Andrea Palomar Rios

Andrea

Andrea Palomar holds a Bachelor’s Degree in Biotechnology at Polytechnic University of Valencia (2015). She performed a one-year clinical specialization as clinical embryologist at Reproduction Unit of Hospital La Fe (Valencia, 2015-2016), and later she specialized in Reproductive Medicine through an Official Master’s degree in Biotechnology of Assisted Human Reproduction at University of Valencia (2016-2018). In 2019, she was awarded a predoctoral contract (FI18/00009) by Carlos III Health Research Institte and joined Dr. Domínguez’s group at IVI Foundation-IIS La Fe to
study endometrial receptivity and human embryo competence and pursue her Ph.D in Biology of Reproduction and Reproductive Medicine. During her last 5 years as a researcher in the field of reproductive biology, her main area of study is the embryomaternal interaction at the time of implantation and post-implantation development. She has been. Lastly, she was awarded an international mobility grant for research personnel (MV21/00086) by Carlos III Health Research Institute to collaborate as visiting researcher at Babraham institute (Cambridge, UK) working on the
development of embryo-endometrial co-culture systems.

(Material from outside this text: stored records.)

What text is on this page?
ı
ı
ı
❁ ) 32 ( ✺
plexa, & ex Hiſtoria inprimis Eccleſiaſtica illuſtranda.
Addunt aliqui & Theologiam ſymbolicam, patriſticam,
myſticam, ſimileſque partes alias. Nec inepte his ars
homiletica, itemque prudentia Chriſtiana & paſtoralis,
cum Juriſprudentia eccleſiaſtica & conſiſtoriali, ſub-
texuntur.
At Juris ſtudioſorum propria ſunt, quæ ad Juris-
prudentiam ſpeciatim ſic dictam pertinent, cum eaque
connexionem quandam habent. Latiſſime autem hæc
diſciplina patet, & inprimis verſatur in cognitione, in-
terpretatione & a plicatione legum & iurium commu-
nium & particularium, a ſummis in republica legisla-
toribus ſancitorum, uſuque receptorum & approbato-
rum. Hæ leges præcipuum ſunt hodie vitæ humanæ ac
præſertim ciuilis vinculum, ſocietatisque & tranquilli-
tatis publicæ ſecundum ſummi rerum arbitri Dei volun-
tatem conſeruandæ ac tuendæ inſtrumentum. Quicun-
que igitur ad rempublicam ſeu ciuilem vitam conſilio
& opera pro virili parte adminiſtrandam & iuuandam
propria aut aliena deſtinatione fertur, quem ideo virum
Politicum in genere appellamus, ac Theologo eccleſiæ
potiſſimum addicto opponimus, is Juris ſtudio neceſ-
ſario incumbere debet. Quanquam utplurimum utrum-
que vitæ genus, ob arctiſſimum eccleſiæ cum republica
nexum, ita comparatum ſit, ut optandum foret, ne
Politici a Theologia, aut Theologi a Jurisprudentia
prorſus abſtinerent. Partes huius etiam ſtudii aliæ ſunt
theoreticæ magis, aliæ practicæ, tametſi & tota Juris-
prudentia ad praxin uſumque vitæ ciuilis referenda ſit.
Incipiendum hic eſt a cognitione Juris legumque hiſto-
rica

I am a researcher in the field of Biology of Human Reproduction and Reproductive Medicine. I have collaborated in several clinical research projects centred on andrology and human embryology. During my last 5 years as a Ph.D. candidate as part of the Reproductive Biology and Bioengineering in Human Reproduction research group at Fertility & Mother-Child Medicine Area (IVIRMA Global Research Alliance, IVI Foundation – IIS La Fe), I specialized on endometrial receptivity and embryonic competence. I am a passionate on how the first cell-in-cell embryo-maternal interactions are established during human embryo implantation and the mechanism by which the embryo managed to invade and develop during the first two weeks after fertilization. For this reason, my group is always seeking how to improve in vitro modelling of human peri-implantational niche to better understand such intriguing processes and to unveil possible causes for implantation failures. Besides, I firmly
believe that not only transcriptomic approaches are important to understand the complexity of human peri-implantation niche but also proteomic and secretomic approaches play a paramount role on characterizing embryo-maternal communication during human implantation.